At the top of the staircase he paused, trying to remember which way his room was. The thin boards of the corridor wall trembled; he was hauling himself up off the floor. Blind hands fended him off the walls as he approached. He got to Bobinski's room. His fingers scrabbled along the woodwork like mice. His footsteps—six inches back for twelve forward.
He stopped. He was thinking, is this Bobby's room or mine?
The night was bat-black dark, the wind roaring and whistling down the corridor like a locomotive in a tunnel. The weather-vane continued to shriek in Bobinski's room. I could see nothing. I flexed my fingers and wondered at what height his neck would enter the room. Was he so far gone he wouldn't be alarmed if I fumbled him? I thought of his fat neck. I brought it to the front of my mind, a pale hairy stub containing the repulsive life of Prokhor Glebov. I posed it for my chopping hand. No! Too hit or miss. I picked the places for m
y thumbs. Cheesewire would be better, and a hook to take the strain—
"Help me. Charlie, please—"
I crashed open the door. Her nightdress was dark blue but black was the stronger colour at midnight. The sob wrenched my heart from its lining. I stuck out my hand and felt for her. "Where? Say where, quickly—quickly."
The noise came from my left, farther away than I'd expected. It was of snow sliding down a roof, hastening as it went. I threw myself forward to catch her. Too late, she was heaped on the brown linoleum floor, crying, and it was her foot I had hold of first, a slipper with a pompom. Her ankle was bare. I made my way up her body, which was shivering like a quicksand beneath her nightdress. I found her face, cold and running in tears. She clung to me, arms of steel round my neck, mouthing gibberish. Bed was where she had to be. I pushed her down. I burst into Bobby's room and took his candle and matches, knocking the chair over as I did.
How could it have happened? Why had the disease chosen to visit her at this point, at the pinnacle of our happiness?
I got her downstairs to our room. She clutched my hands as I tilted to her mouth the dark bottle of elixir that Pflob, the apothecary, had made up for her. She gulped at it greedily.
It contained morphine.
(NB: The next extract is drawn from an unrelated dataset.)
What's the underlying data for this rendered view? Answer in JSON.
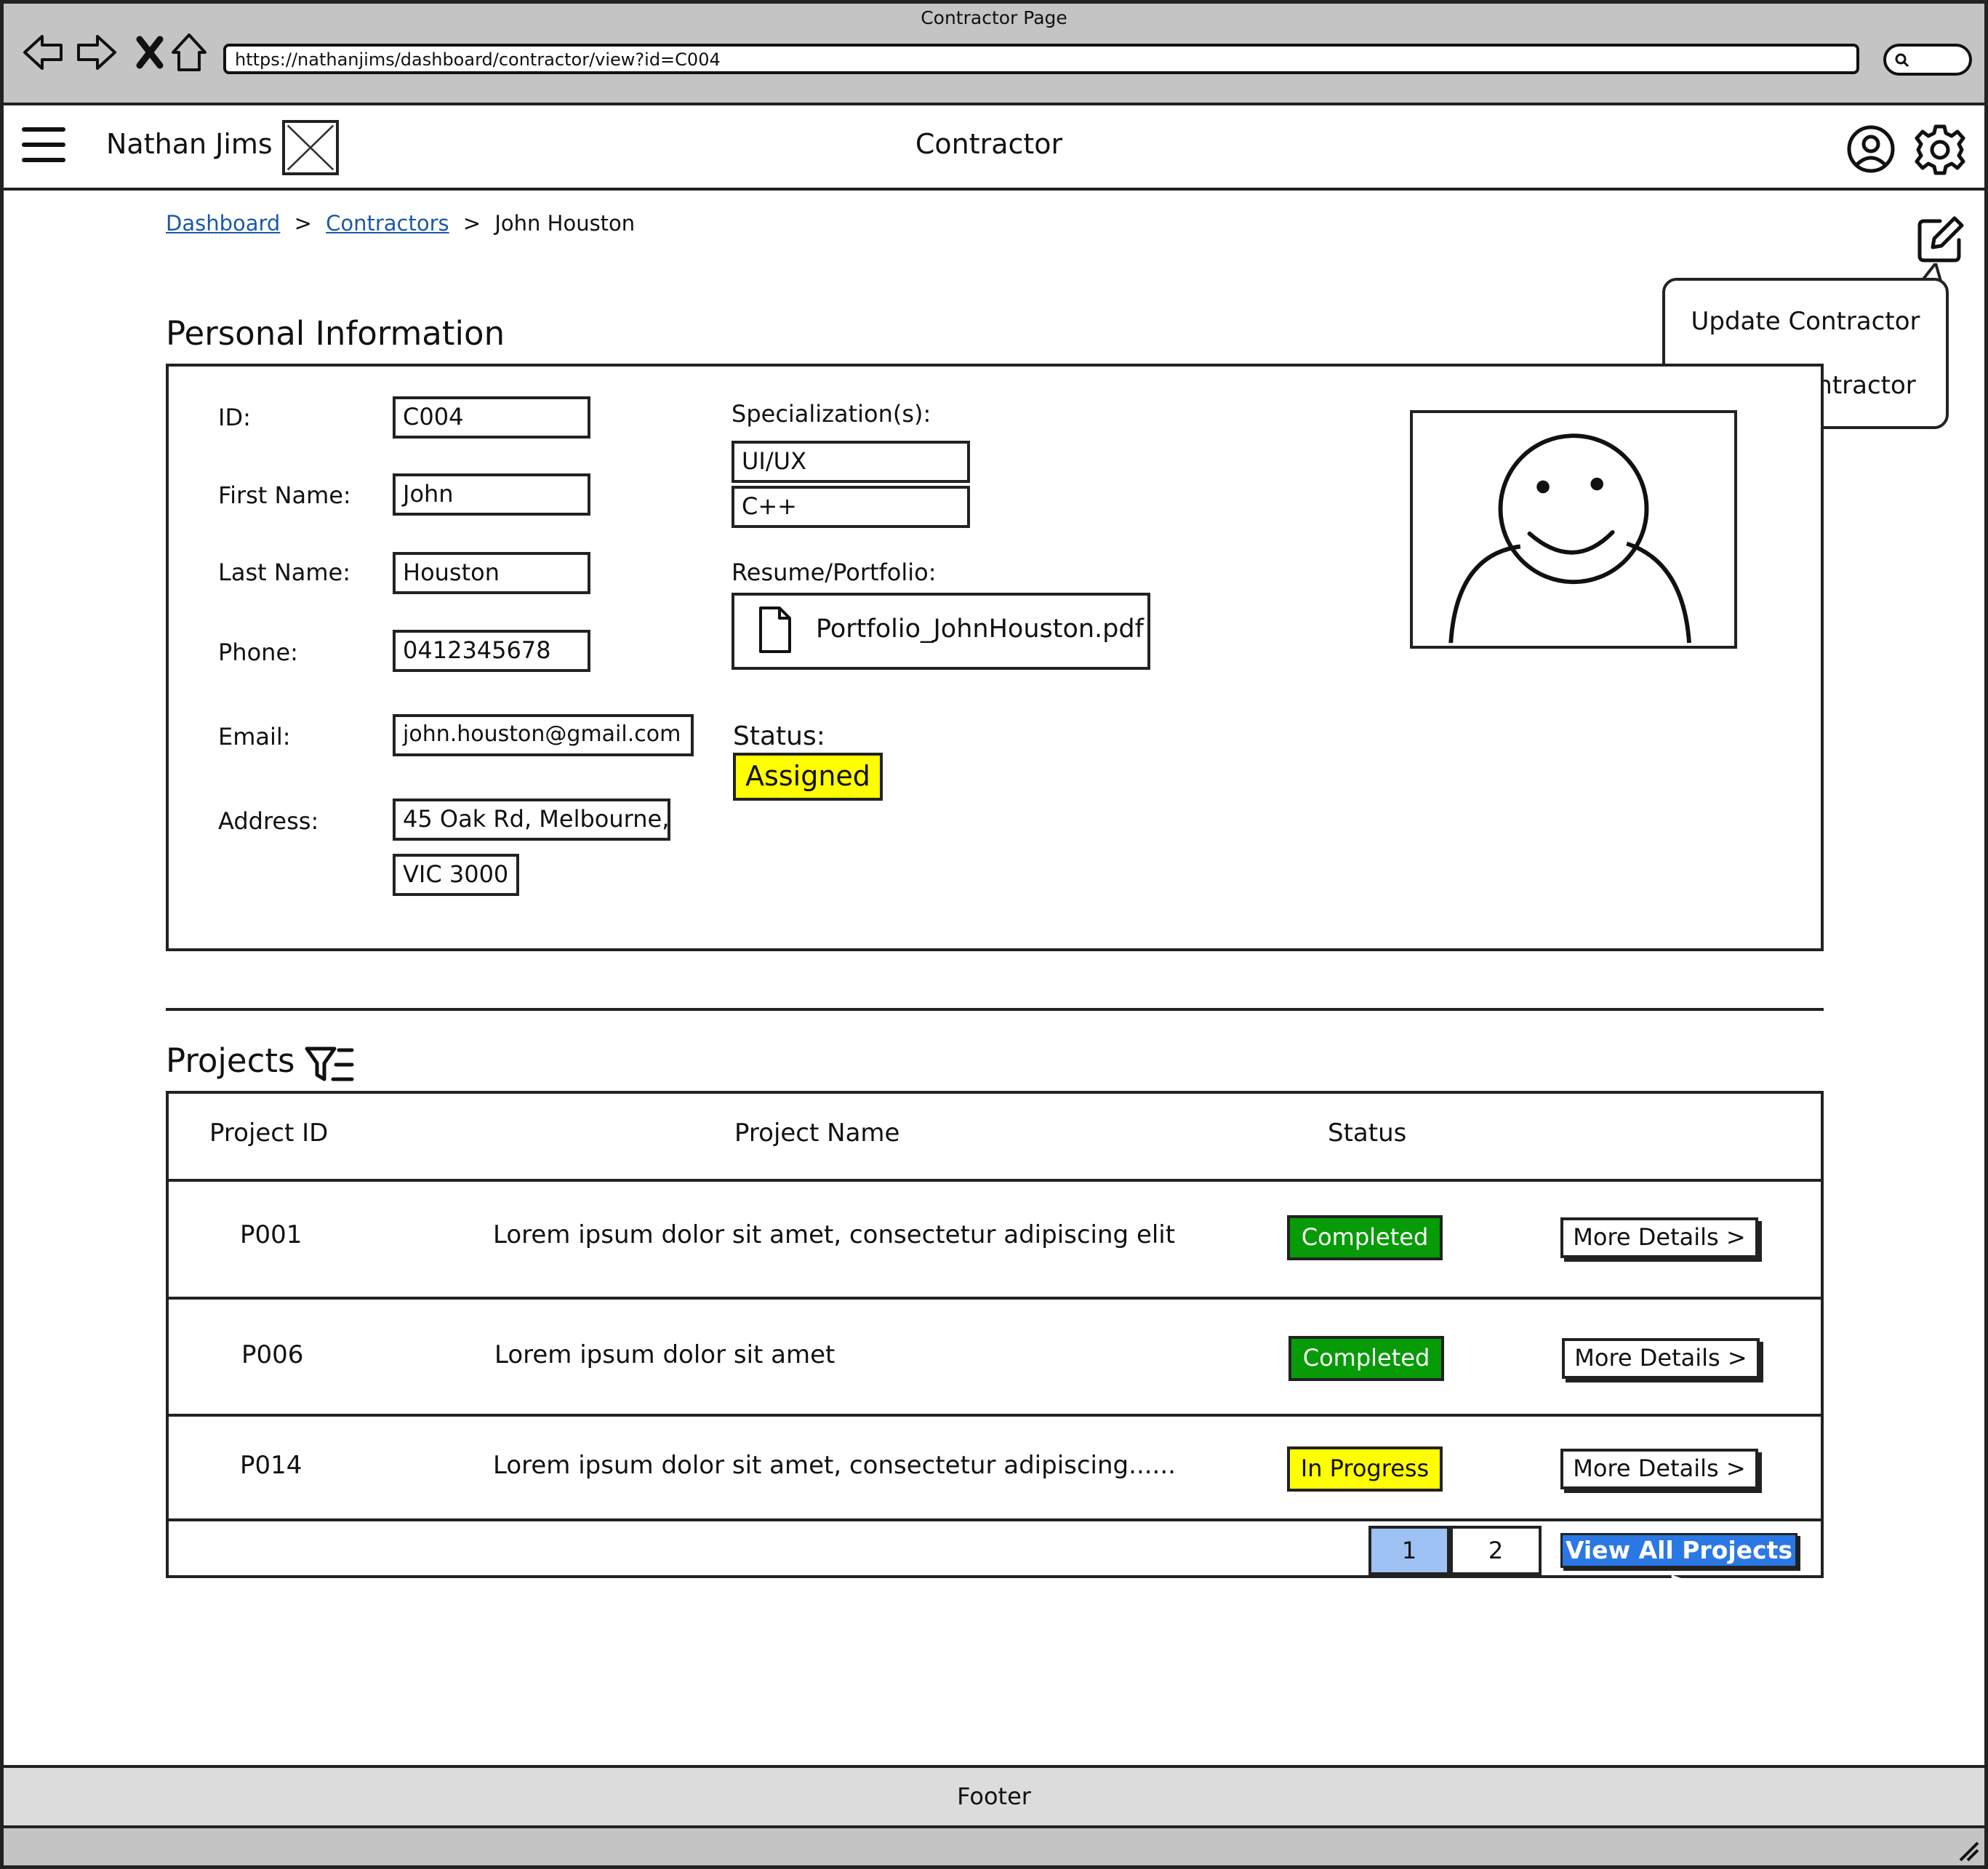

I don't know to what strength he had mixed it, I forgot to ask him. It quickly dulled her senses and let everything that had been at war within her fall back into place. She told me once that having a bad fit was like having church bells pounding in the cortex of her brain—jarring, jangling, clashing, so close to her soul as to push her to the edge of annihilation.
But this had been a minor attack with none of the humiliations that were possible. In half an hour she was breathing smoothly again. She wanted to speak about it, to exorcise it. She was lying in the centre of our bed, bolstered behind the shoulders so that she could lean against the blue padded bedhead in comfort. Her face was haunted in the candlelight. Deep shadows were around her eyes and in the lee of her nose.